Aktuell wichtiger scheint eine seriöse Auskunft zu der Frage: Wie problematisch sind die restlichen über 40 Millionen Selektoren? Wie man da herausfinden kann, welche deutschen und europäischen Interessen von NSA und BND verletzt, welche Personen, Unternehmen, Vertreter von Nichtregierungsorganisationen oder Journalisten bespitzelt werden, ist aber nicht Graulichs Untersuchungsauftrag. Für ihn war nur maßgebend, ob die US-Geheimdienstler mit ihren dem BND übergebenen Suchbegriffen gegen eine entsprechende Vereinbarung verstoßen haben. Da bleibt Graulich vage. Er hatte den Eindruck, dass die NSA sich vor allem für solche Unternehmen interessierten, die Dual-use-Güter, also auch militärisch nutzbare Produkte, produzieren. Überhaupt, so dozierte er erneut politisch, so ein Abkommen, mit dem sich beide Seiten zur Einhaltung der Rechte des jeweils anderen Partner verpflichten, erweitere doch den rechtsstaatlichen Rahmen.
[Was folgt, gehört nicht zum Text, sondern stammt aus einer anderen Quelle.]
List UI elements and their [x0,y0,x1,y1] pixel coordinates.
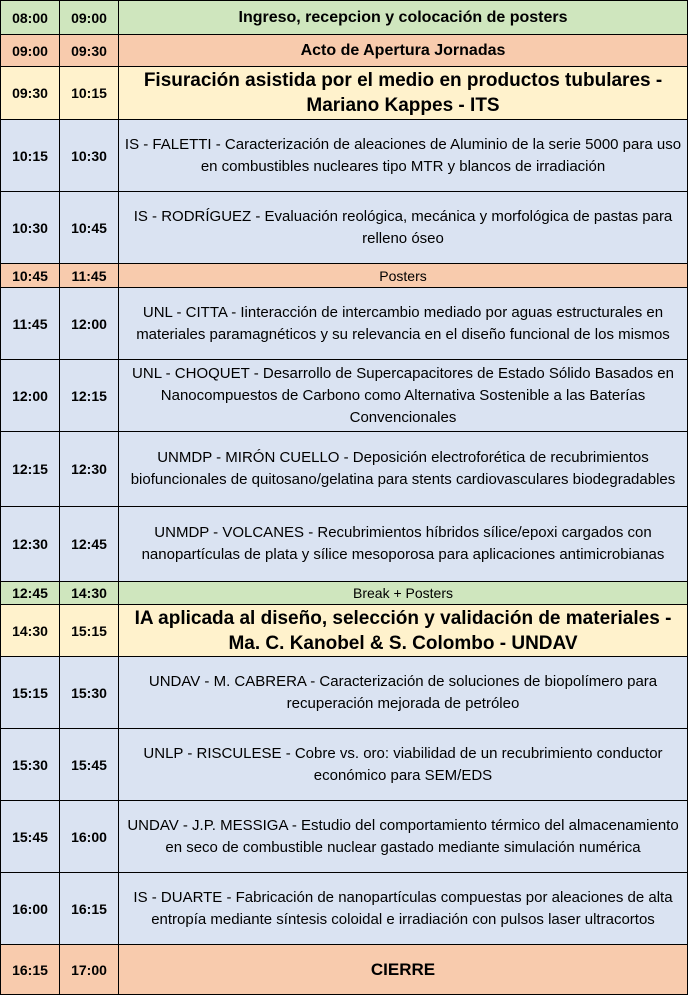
talk-title: UNMDP - VOLCANES - Recubrimientos híbridos sílice/epoxi cargados con nanopartículas de plata y sílice mesoporosa para aplicaciones antimicrobianas [119,507,688,582]
keynote-title: Fisuración asistida por el medio en productos tubulares - Mariano Kappes - ITS [119,67,688,120]
end-time: 10:15 [60,67,119,120]
end-time: 16:00 [60,801,119,873]
start-time: 10:30 [1,192,60,264]
talk-title: UNDAV - J.P. MESSIGA - Estudio del comportamiento térmico del almacenamiento en seco de combustible nuclear gastado mediante simulación numérica [119,801,688,873]
session-title: Acto de Apertura Jornadas [119,35,688,67]
end-time: 10:45 [60,192,119,264]
end-time: 15:45 [60,729,119,801]
end-time: 09:00 [60,1,119,35]
end-time: 16:15 [60,873,119,945]
end-time: 15:30 [60,657,119,729]
talk-title: IS - DUARTE - Fabricación de nanopartículas compuestas por aleaciones de alta entropía mediante síntesis coloidal e irradiación con pulsos laser ultracortos [119,873,688,945]
talk-title: UNLP - RISCULESE - Cobre vs. oro: viabilidad de un recubrimiento conductor económico para SEM/EDS [119,729,688,801]
session-title: Break + Posters [119,582,688,605]
schedule-row-posters [1,264,688,288]
session-title: Posters [119,264,688,288]
talk-title: UNL - CITTA - Iinteracción de intercambio mediado por aguas estructurales en materiales paramagnéticos y su relevancia en el diseño funcional de los mismos [119,288,688,360]
start-time: 08:00 [1,1,60,35]
end-time: 12:00 [60,288,119,360]
talk-title: UNDAV - M. CABRERA - Caracterización de soluciones de biopolímero para recuperación mejorada de petróleo [119,657,688,729]
talk-title: IS - FALETTI - Caracterización de aleaciones de Aluminio de la serie 5000 para uso en combustibles nucleares tipo MTR y blancos de irradiación [119,120,688,192]
start-time: 15:45 [1,801,60,873]
schedule-row-talk [1,729,688,801]
schedule-row-talk [1,657,688,729]
schedule-row-talk [1,507,688,582]
start-time: 10:45 [1,264,60,288]
schedule-row-keynote [1,67,688,120]
start-time: 12:00 [1,360,60,432]
schedule-row-registration [1,1,688,35]
schedule-row-talk [1,873,688,945]
end-time: 09:30 [60,35,119,67]
schedule-row-closing [1,945,688,995]
end-time: 11:45 [60,264,119,288]
start-time: 11:45 [1,288,60,360]
start-time: 10:15 [1,120,60,192]
start-time: 15:15 [1,657,60,729]
talk-title: IS - RODRÍGUEZ - Evaluación reológica, mecánica y morfológica de pastas para relleno óseo [119,192,688,264]
talk-title: UNL - CHOQUET - Desarrollo de Supercapacitores de Estado Sólido Basados en Nanocompuestos de Carbono como Alternativa Sostenible a las Baterías Convencionales [119,360,688,432]
schedule-row-talk [1,360,688,432]
end-time: 14:30 [60,582,119,605]
start-time: 09:30 [1,67,60,120]
end-time: 12:45 [60,507,119,582]
end-time: 10:30 [60,120,119,192]
start-time: 09:00 [1,35,60,67]
start-time: 16:15 [1,945,60,995]
schedule-row-talk [1,801,688,873]
start-time: 12:15 [1,432,60,507]
schedule-row-keynote [1,605,688,657]
session-title: Ingreso, recepcion y colocación de posters [119,1,688,35]
end-time: 15:15 [60,605,119,657]
schedule-row-opening [1,35,688,67]
keynote-title: IA aplicada al diseño, selección y validación de materiales - Ma. C. Kanobel & S. Colombo - UNDAV [119,605,688,657]
start-time: 12:30 [1,507,60,582]
schedule-row-talk [1,192,688,264]
start-time: 16:00 [1,873,60,945]
end-time: 17:00 [60,945,119,995]
schedule-row-talk [1,288,688,360]
schedule-row-talk [1,120,688,192]
end-time: 12:15 [60,360,119,432]
start-time: 15:30 [1,729,60,801]
start-time: 12:45 [1,582,60,605]
session-title: CIERRE [119,945,688,995]
schedule-row-talk [1,432,688,507]
start-time: 14:30 [1,605,60,657]
schedule-row-break [1,582,688,605]
talk-title: UNMDP - MIRÓN CUELLO - Deposición electroforética de recubrimientos biofuncionales de quitosano/gelatina para stents cardiovasculares biodegradables [119,432,688,507]
end-time: 12:30 [60,432,119,507]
Nur einmal habe es in einer Sache Streit zwischen den Partnern gegeben. Worum es da ging, sagte Graulich natürlich nicht.
Auch jenseits der Vernehmung Graulichs war der Whistleblower Snowden Thema der Ausschussberatung. Die Opposition verlangte abermals seine Ladung vor den Ausschuss - bei entsprechenden Sicherheitsgarantien, die die Bundesregierung aber noch immer nicht geben will. Die SPD würde sich mit einer Videobefragung begnügen. Fliesek nannte sogar schon ein Datum. Die Übertragung könnte am 12. November stattfinden - dabei wusste der Abgeordnete, dass Snowden diese Art der Befragung bereits abgelehnt hatte.